The University of Bergen has 500 linux clients running Fedora. We average one reinstall/fresh install per day, often doing quite a lot more. Installs and reinstalls has had to stop completely, nightly updates have stopped, and until the nature of the problem is revealed we don't even know for certain whether it is safe for our IT staff to type admin passwords to our (RHEL-based, for the most part) servers from these work stations.

Sometimes unfortunate events happen beyond anyone's control. We understand this as well as anyone. We trust the assurances that the infrastructure team is working hard on resolving http://www.google.co.nz/the matter and are greatful to them for the job they do. So far nothing that has happened with this issue has reflected poorly on them.

Sadly, the same cannot be said about the Management of the Fedora project. Their choice of complete non-disclosure is enough to eradicate any and all confidence that Fedora is a trustworthy platform for Linux installations. What information they have released has been deliberately vague and, frankly, useless. For a day or two to secure things this may be a workable strategy. For a full week, not giving the community participants any chance whatsoever to protect themselves from threats indicated but not specified? This is poor management and poor judgement and reflects very badly not only on the Fedora project but on Fedora's RedHat sponsor as well. The issue is more than serious enough and has gone on for more than long enough that someone higher up the scale should have stepped in a long time ago and made sure that all relevant info was released to the community.

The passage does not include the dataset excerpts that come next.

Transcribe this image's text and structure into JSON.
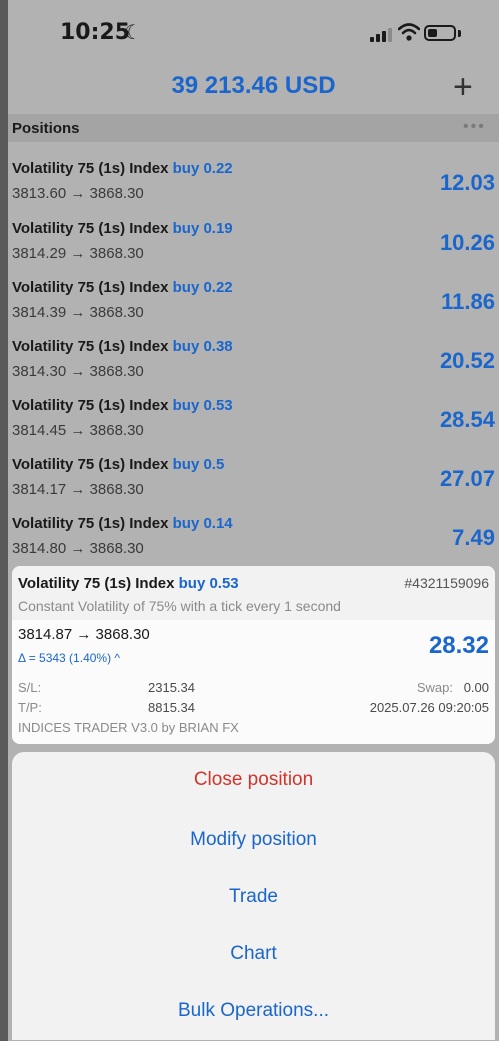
{
  "status_bar": {
    "time": "10:25"
  },
  "header": {
    "balance": "39 213.46 USD",
    "add_label": "+"
  },
  "positions": {
    "title": "Positions",
    "menu_label": "•••",
    "items": [
      {
        "symbol": "Volatility 75 (1s) Index",
        "direction": "buy 0.22",
        "prices": "3813.60 → 3868.30",
        "profit": "12.03"
      },
      {
        "symbol": "Volatility 75 (1s) Index",
        "direction": "buy 0.19",
        "prices": "3814.29 → 3868.30",
        "profit": "10.26"
      },
      {
        "symbol": "Volatility 75 (1s) Index",
        "direction": "buy 0.22",
        "prices": "3814.39 → 3868.30",
        "profit": "11.86"
      },
      {
        "symbol": "Volatility 75 (1s) Index",
        "direction": "buy 0.38",
        "prices": "3814.30 → 3868.30",
        "profit": "20.52"
      },
      {
        "symbol": "Volatility 75 (1s) Index",
        "direction": "buy 0.53",
        "prices": "3814.45 → 3868.30",
        "profit": "28.54"
      },
      {
        "symbol": "Volatility 75 (1s) Index",
        "direction": "buy 0.5",
        "prices": "3814.17 → 3868.30",
        "profit": "27.07"
      },
      {
        "symbol": "Volatility 75 (1s) Index",
        "direction": "buy 0.14",
        "prices": "3814.80 → 3868.30",
        "profit": "7.49"
      }
    ]
  },
  "detail": {
    "symbol": "Volatility 75 (1s) Index",
    "direction": "buy 0.53",
    "ticket": "#4321159096",
    "description": "Constant Volatility of 75% with a tick every 1 second",
    "prices": "3814.87 → 3868.30",
    "delta": "Δ = 5343 (1.40%) ^",
    "profit": "28.32",
    "sl_label": "S/L:",
    "sl_value": "2315.34",
    "tp_label": "T/P:",
    "tp_value": "8815.34",
    "swap_label": "Swap:",
    "swap_value": "0.00",
    "time": "2025.07.26 09:20:05",
    "comment": "INDICES TRADER V3.0 by BRIAN FX"
  },
  "actions": {
    "close": "Close position",
    "modify": "Modify position",
    "trade": "Trade",
    "chart": "Chart",
    "bulk": "Bulk Operations..."
  },
  "colors": {
    "accent": "#1a66cc",
    "danger": "#d0342c",
    "dimmed_background": "#b2b2b2",
    "sheet": "#f2f2f2"
  },
  "icons": [
    "moon-icon",
    "signal-icon",
    "wifi-icon",
    "battery-icon",
    "plus-icon",
    "more-icon",
    "chevron-up-icon"
  ]
}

We strongly encourage both the Fedora management and RedHat as a Fedora sponsor to immediately release any and all information relating to the current infrastructure problems.

Regards,

-BT, linux client architect, University of Bergen

Hi, I work in an environment very similar to yours a University in New Zealand. And while I understand your frustration and agree that this situation and the communication surrounding it have been managed poorly I will say that we as administrators can not blame Fedora if we make their infrastructure to critical to our own systems. For example we can make our own local repositories and we can control / test updates to try and minimize the risks from events such as this.